Joey’s Song raises money for epilepsy research with the goal to ‘help the next family’
Mike Gomoll launched Joey’s Song, an annual celebration and concert that honors his son’s love for music while raising money for epilepsy research and related charities.
Were he alive today, Joey Gomoll would be looking forward to his 17th birthday in April, perhaps trying out his new driver’s license, or considering what college or career he might pursue. Unfortunately, those dreams will never be fulfilled.
Adopted from Guatemala in 2005 by Sun Prairie residents Mike and Nory Gomoll, Joey died in 2010 — just weeks before his fifth birthday — of Dravet syndrome, a rare and debilitating form of epilepsy characterized by persistent, uncontrollable seizures that left him unable to speak. Despite the syndrome, he was a fun-loving kid who was happiest when music was playing.
“He would sing and dance in his own way,” says Mike Gomoll. “Despite the challenges that life threw at him, Joey was upbeat and full of energy up until the day he left us.”
In winter 2011, a year after Joey’s death, Gomoll launched the first edition of Joey’s Song, now an annual celebration and concert that honors his son’s love for music while raising money for epilepsy research and related charities. The ninth edition of Joey’s Song is scheduled for Jan. 8 at The Sylvee with an all-star cast of musicians who are donating their time and talents.

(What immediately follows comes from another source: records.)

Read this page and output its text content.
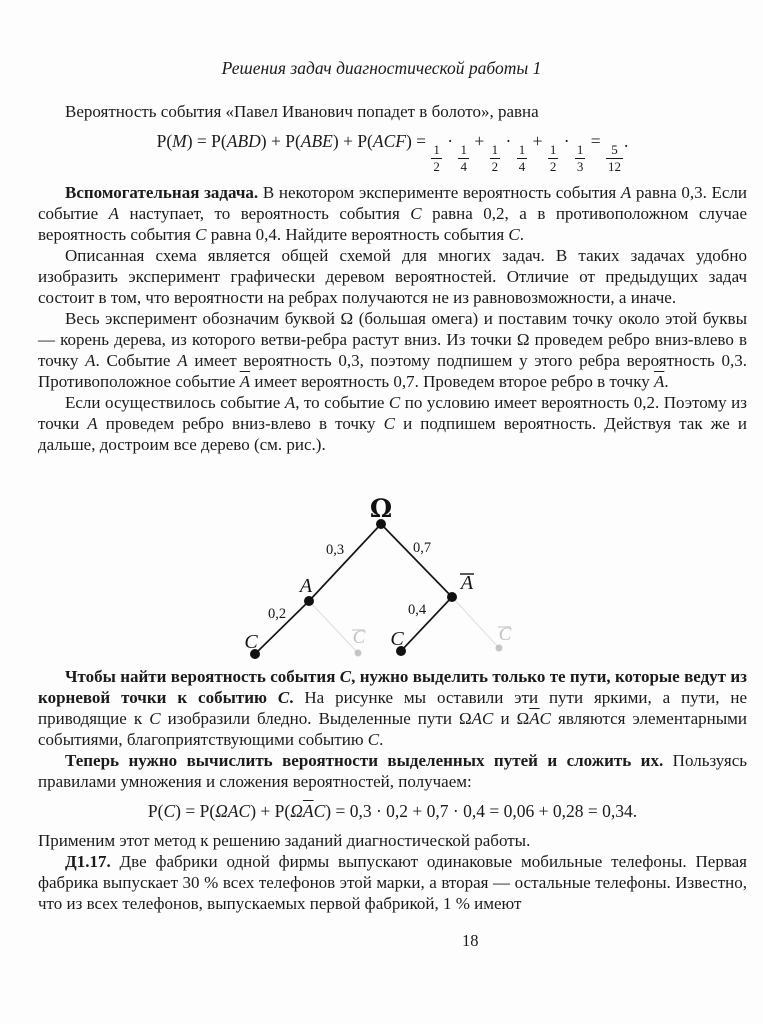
Решения задач диагностической работы 1
Вероятность события «Павел Иванович попадет в болото», равна
P(M) = P(ABD) + P(ABE) + P(ACF) =
$\frac{1}{2}$
·
$\frac{1}{4}$
+
$\frac{1}{2}$
·
$\frac{1}{4}$
+
$\frac{1}{2}$
·
$\frac{1}{3}$
=
$\frac{5}{12}$
.
Вспомогательная задача. В некотором эксперименте вероятность события A равна 0,3. Если событие A наступает, то вероятность события C равна 0,2, а в противоположном случае вероятность события C равна 0,4. Найдите вероятность события C.
Описанная схема является общей схемой для многих задач. В таких задачах удобно изобразить эксперимент графически деревом вероятностей. Отличие от предыдущих задач состоит в том, что вероятности на ребрах получаются не из равновозможности, а иначе.
Весь эксперимент обозначим буквой Ω (большая омега) и поставим точку около этой буквы — корень дерева, из которого ветви-ребра растут вниз. Из точки Ω проведем ребро вниз-влево в точку A. Событие A имеет вероятность 0,3, поэтому подпишем у этого ребра вероятность 0,3. Противоположное событие $\overline{A}$ имеет вероятность 0,7. Проведем второе ребро в точку $\overline{A}$.
Если осуществилось событие A, то событие C по условию имеет вероятность 0,2. Поэтому из точки A проведем ребро вниз-влево в точку C и подпишем вероятность. Действуя так же и дальше, достроим все дерево (см. рис.).
Ω
A	A
C	C
C	C
0,3	0,7
0,2	0,4
Чтобы найти вероятность события C, нужно выделить только те пути, которые ведут из корневой точки к событию C. На рисунке мы оставили эти пути яркими, а пути, не приводящие к C изобразили бледно. Выделенные пути ΩAC и $\Omega\overline{A}C$ являются элементарными событиями, благоприятствующими событию C.
Теперь нужно вычислить вероятности выделенных путей и сложить их. Пользуясь правилами умножения и сложения вероятностей, получаем:
$P(C) = P(\Omega AC) + P(\Omega\overline{A}C) = 0,3 \cdot 0,2 + 0,7 \cdot 0,4 = 0,06 + 0,28 = 0,34$.
Применим этот метод к решению заданий диагностической работы.
Д1.17. Две фабрики одной фирмы выпускают одинаковые мобильные телефоны. Первая фабрика выпускает 30 % всех телефонов этой марки, а вторая — остальные телефоны. Известно, что из всех телефонов, выпускаемых первой фабрикой, 1 % имеют
18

Joey’s Song started as a CD project, Gomoll says. “I’m a music fan and I loved to buy charity compilation CDs,” he explains. “But this was about the time CDs were on their way out, and we discovered that we raised more money from the first CD launch party than we did from the CDs themselves, so we changed tactics.”
Gomoll was a DJ at the Headliners nightclub in the 1980s and knew Garbage drummer and sound engineer Butch Vig from his college days. After Garbage’s 2013 performance at a music festival hosted by the Madison Mallards at Warner Park, Gomoll met up with his old friend and told him about Joey’s Song.
“Butch said, ‘Sure, I’ll play. Just tell me where and when,’ ” Gomoll remembers. Since then the event has attracted major musicians. This year’s lineup includes Vig’s band The Know-It-All Boyfriends, Rick Nielsen and Daxx Nielsen from Cheap Trick, Dave Pirner of Soul Asylum, Jody Stephens of Big Star and even a special appearance by comedian Charlie Berens. Given Vig’s contacts, Gomoll says there’s always speculation about who else might show.
“I often get calls like, ‘Is [Foo Fighters frontman and former Nirvana drummer] Dave Grohl coming?’ And I have to say, ‘No, not this year,’ ” says Gomoll.
The first Joey’s Song event, held in Chicago, raised $12,000 for charity. This year Gomoll estimates he might raise $230,000 or more from the sale of Sylvee tickets at $47.50 each, plus pledges from sponsors, which include major pharmaceutical firms. Epilepsy affects 65 million people worldwide, and 150,000 new cases are diagnosed in the U.S. each year. Continued research is vital, Gomoll says.
Joey’s Song is a volunteer-run organization, so all proceeds go to research and respite. The Epilepsy Foundation; Chicago-based Citizens United for Research in Epilepsy, or CURE; and Gio’s Garden, the Middleton-based respite and therapy center, are the key recipients of funds from Joey’s Song, which Gomoll estimates to date have exceeded $500,000.
“Our goal is to help the next family,” Gomoll says. “Someday they’re going to find a cure for Dravet’s, and you will never convince me that our contributions didn’t buy the test tube that was used to unlock the cure.”
The tears evident in Gomoll’s voice as he says this indicate that he will never give up the fight, and that would make his son Joey very proud.